Ok, now its time for the periodization schedule

for each bodypart, choose 2 exercises, one compound,
one more isolation. I recommend the folloing, for e.g.

Quads: squat (or leg press), leg extension
Leg bi: leg curl on 2 different machines
calves: standing calf raise, seated calf raise
Chest: bench press, cable flyes
back: bent over row, pulldown
traps: barbell shrugs*
shoulders: behind neck press, side lateral
bis: barbel curl, one arm dumbell curl on preacher bench
tris: lying tricep extension, cable pushdown
fores: hammer curls, behind the back standing wrist curls
abs: weighted crunches, cable side crunches

*only one direct trap exercise, as it gets hit by other things

In your workout, perform 4 sets of each exercise. The
first should be a light, thorough warmup. Then jump
to your heaviest weight you will use that day, do your
set, and reduce the weight on the subsequent sets---so
you do one warmup and 3 descending weight sets. Reps
will be kept in the 8--12 range.

Now, split the bodyparts into a 5 day split:

day 1: legs
day 2: chest & shoulders
day 3: back and traps
day 4: arms and abs
day 5: off

Now, impose a heavy-light alteration on top of this,
for a 10 day micro-cycle:

day 1: legs                 HEAVY 
day 2: chest & shoulders    LIGHT
day 3: back & traps         HEAVY
day 4: arms                 LIGHT
day 5: off
day 1: legs                 LIGHT
day 2: chest & shoulders    HEAVY
day 3: back                 LIGHT
day 4: arms                 HEAVY
day 5: off                  

HEAVY = 100% effort, trying for new best set
LIGHT = 75% of the weight used on the previous heavy day

Now that you have the miscro-cycel, here is how to organize
these into a macro cycle:

At the start of your training cycle, choose weights for your
initial heavy days that allow you to get 8--12 reps comfortably.

Then: each heavy day, try as hard as possible to increase your
reps on each hard set (you do 6 hard sets per bodypart, recall).
You will need to keep a small training log to keep track of
previous performance. Try to maintain the same form fom day
to day---don't get more reps by getting sloppy.

Every time you reach 12 reps, in your next heavy day for that
set, increase the weight, but by as little as possible 
(5 lb increments, or even 2.5 if you have 1.25 lb plates);
that will knock the reps back down to around 8 or so the next time.

On your light days, just mimic your previous heavy set in terms of reps, but  
use only 75% of the weight. On these days, focus on your 
form, move through the workout more quickly, and do not tax
the muscle. A decent pump and tiny burn is all you should get.
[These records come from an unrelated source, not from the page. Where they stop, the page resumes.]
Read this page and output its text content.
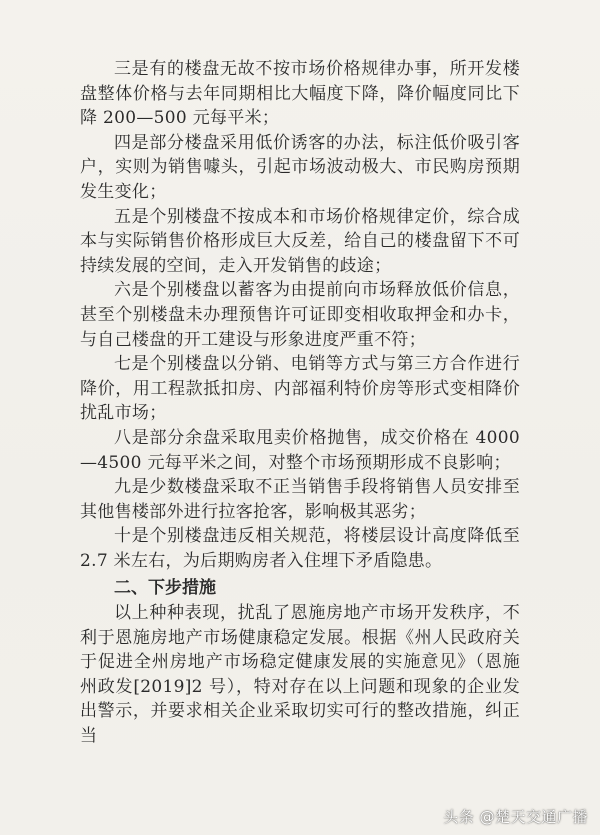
三是有的楼盘无故不按市场价格规律办事，所开发楼盘整体价格与去年同期相比大幅度下降，降价幅度同比下降 200—500 元每平米；

四是部分楼盘采用低价诱客的办法，标注低价吸引客户，实则为销售噱头，引起市场波动极大、市民购房预期发生变化；

五是个别楼盘不按成本和市场价格规律定价，综合成本与实际销售价格形成巨大反差，给自己的楼盘留下不可持续发展的空间，走入开发销售的歧途；

六是个别楼盘以蓄客为由提前向市场释放低价信息，甚至个别楼盘未办理预售许可证即变相收取押金和办卡，与自己楼盘的开工建设与形象进度严重不符；

七是个别楼盘以分销、电销等方式与第三方合作进行降价，用工程款抵扣房、内部福利特价房等形式变相降价扰乱市场；

八是部分余盘采取甩卖价格抛售，成交价格在 4000—4500 元每平米之间，对整个市场预期形成不良影响；

九是少数楼盘采取不正当销售手段将销售人员安排至其他售楼部外进行拉客抢客，影响极其恶劣；

十是个别楼盘违反相关规范，将楼层设计高度降低至 2.7 米左右，为后期购房者入住埋下矛盾隐患。

二、下步措施

以上种种表现，扰乱了恩施房地产市场开发秩序，不利于恩施房地产市场健康稳定发展。根据《州人民政府关于促进全州房地产市场稳定健康发展的实施意见》（恩施州政发[2019]2 号），特对存在以上问题和现象的企业发出警示，并要求相关企业采取切实可行的整改措施，纠正当

头条 @楚天交通广播
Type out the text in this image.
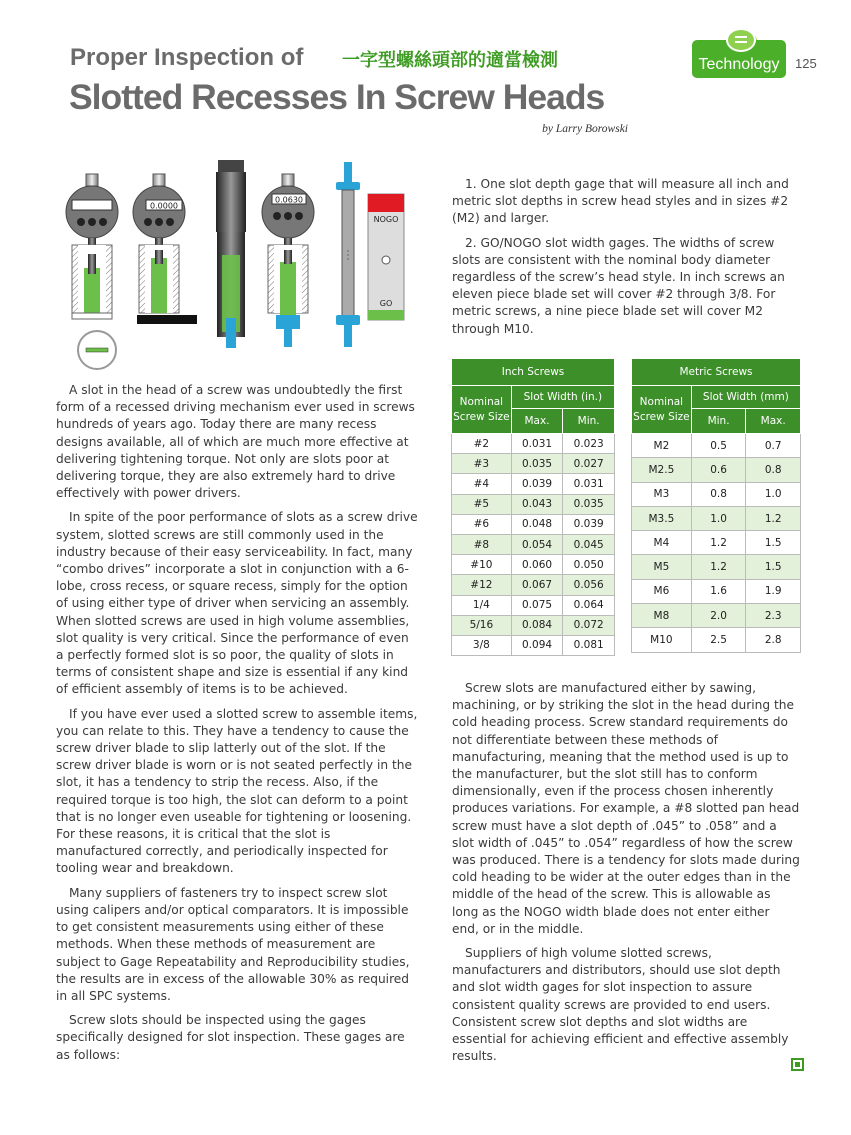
Proper Inspection of 一字型螺絲頭部的適當檢測
Slotted Recesses In Screw Heads
by Larry Borowski
Technology	125
0.0000
0.0630
NOGO
GO

1. One slot depth gage that will measure all inch and metric slot depths in screw head styles and in sizes #2 (M2) and larger.

2. GO/NOGO slot width gages. The widths of screw slots are consistent with the nominal body diameter regardless of the screw’s head style. In inch screws an eleven piece blade set will cover #2 through 3/8. For metric screws, a nine piece blade set will cover M2 through M10.

Inch Screws		
Nominal Screw Size	Slot Width (in.)	
	Max.	Min.
#2	0.031	0.023
#3	0.035	0.027
#4	0.039	0.031
#5	0.043	0.035
#6	0.048	0.039
#8	0.054	0.045
#10	0.060	0.050
#12	0.067	0.056
1/4	0.075	0.064
5/16	0.084	0.072
3/8	0.094	0.081
Metric Screws		
Nominal Screw Size	Slot Width (mm)	
	Min.	Max.
M2	0.5	0.7
M2.5	0.6	0.8
M3	0.8	1.0
M3.5	1.0	1.2
M4	1.2	1.5
M5	1.2	1.5
M6	1.6	1.9
M8	2.0	2.3
M10	2.5	2.8

A slot in the head of a screw was undoubtedly the first form of a recessed driving mechanism ever used in screws hundreds of years ago. Today there are many recess designs available, all of which are much more effective at delivering tightening torque. Not only are slots poor at delivering torque, they are also extremely hard to drive effectively with power drivers.

In spite of the poor performance of slots as a screw drive system, slotted screws are still commonly used in the industry because of their easy serviceability. In fact, many “combo drives” incorporate a slot in conjunction with a 6-lobe, cross recess, or square recess, simply for the option of using either type of driver when servicing an assembly. When slotted screws are used in high volume assemblies, slot quality is very critical. Since the performance of even a perfectly formed slot is so poor, the quality of slots in terms of consistent shape and size is essential if any kind of efficient assembly of items is to be achieved.

If you have ever used a slotted screw to assemble items, you can relate to this. They have a tendency to cause the screw driver blade to slip latterly out of the slot. If the screw driver blade is worn or is not seated perfectly in the slot, it has a tendency to strip the recess. Also, if the required torque is too high, the slot can deform to a point that is no longer even useable for tightening or loosening. For these reasons, it is critical that the slot is manufactured correctly, and periodically inspected for tooling wear and breakdown.

Many suppliers of fasteners try to inspect screw slot using calipers and/or optical comparators. It is impossible to get consistent measurements using either of these methods. When these methods of measurement are subject to Gage Repeatability and Reproducibility studies, the results are in excess of the allowable 30% as required in all SPC systems.

Screw slots should be inspected using the gages specifically designed for slot inspection. These gages are as follows:

Screw slots are manufactured either by sawing, machining, or by striking the slot in the head during the cold heading process. Screw standard requirements do not differentiate between these methods of manufacturing, meaning that the method used is up to the manufacturer, but the slot still has to conform dimensionally, even if the process chosen inherently produces variations. For example, a #8 slotted pan head screw must have a slot depth of .045” to .058” and a slot width of .045” to .054” regardless of how the screw was produced. There is a tendency for slots made during cold heading to be wider at the outer edges than in the middle of the head of the screw. This is allowable as long as the NOGO width blade does not enter either end, or in the middle.

Suppliers of high volume slotted screws, manufacturers and distributors, should use slot depth and slot width gages for slot inspection to assure consistent quality screws are provided to end users. Consistent screw slot depths and slot widths are essential for achieving efficient and effective assembly results.
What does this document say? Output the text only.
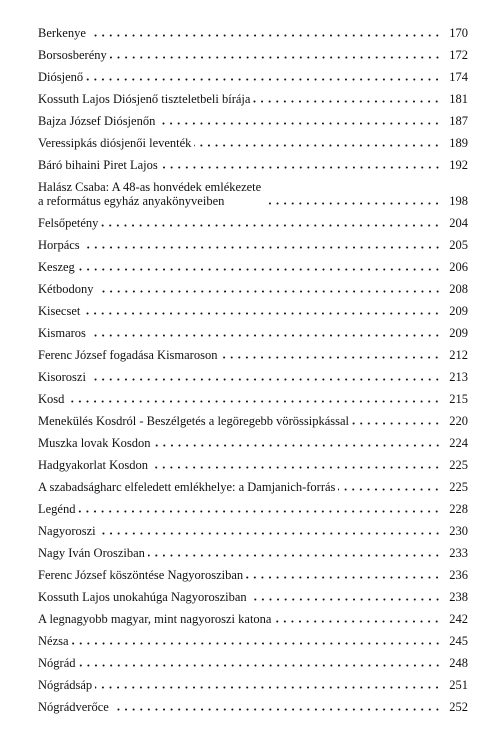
Berkenye	170
Borsosberény	172
Diósjenő	174
Kossuth Lajos Diósjenő tiszteletbeli bírája	181
Bajza József Diósjenőn	187
Veressipkás diósjenői leventék	189
Báró bihaini Piret Lajos	192
Halász Csaba: A 48-as honvédek emlékezete
a református egyház anyakönyveiben	198
Felsőpetény	204
Horpács	205
Keszeg	206
Kétbodony	208
Kisecset	209
Kismaros	209
Ferenc József fogadása Kismaroson	212
Kisoroszi	213
Kosd	215
Menekülés Kosdról - Beszélgetés a legöregebb vörössipkással	220
Muszka lovak Kosdon	224
Hadgyakorlat Kosdon	225
A szabadságharc elfeledett emlékhelye: a Damjanich-forrás	225
Legénd	228
Nagyoroszi	230
Nagy Iván Orosziban	233
Ferenc József köszöntése Nagyorosziban	236
Kossuth Lajos unokahúga Nagyorosziban	238
A legnagyobb magyar, mint nagyoroszi katona	242
Nézsa	245
Nógrád	248
Nógrádsáp	251
Nógrádverőce	252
If your muscles are still sore on their light day, that is fine
and to be expected. If a muscle is still sore on its next heavy day,
insert a day off.

Cycle termination: continue these 10 days micro-cycles, progressing
every heavy workout as described, until: you fail to improve
over your previous best on a lot of your sets and for 2 consecutive
heavy days. fo example, if my best bench sets were 225 x 10,
200 x 9, 180 x 7, and then the next two heavy days I got
225 x 8, 200 x 8, 180 x 8, and 225 x 8, 200 x 8 , 180 x 9, that
would indicate that your progress has truly stalled and your
are starting to over train. Consider your set performance increases
as votes---every set that improves is a vote to continue the cycle,
evry set that stagnates or regresses is a vote to stop. When
the stop votes win, terminate the cycle.

When you terminate the cycle, do one whole 10 day cycle using
VERY LIGHT weights---50--60% of your heavy weights. During this
period, focus on quick workouts and very good form---try to
undo the inevitable sloppy-ness that builds up during the
load cycle. Don't tax the muscle at all, just get a nice pump.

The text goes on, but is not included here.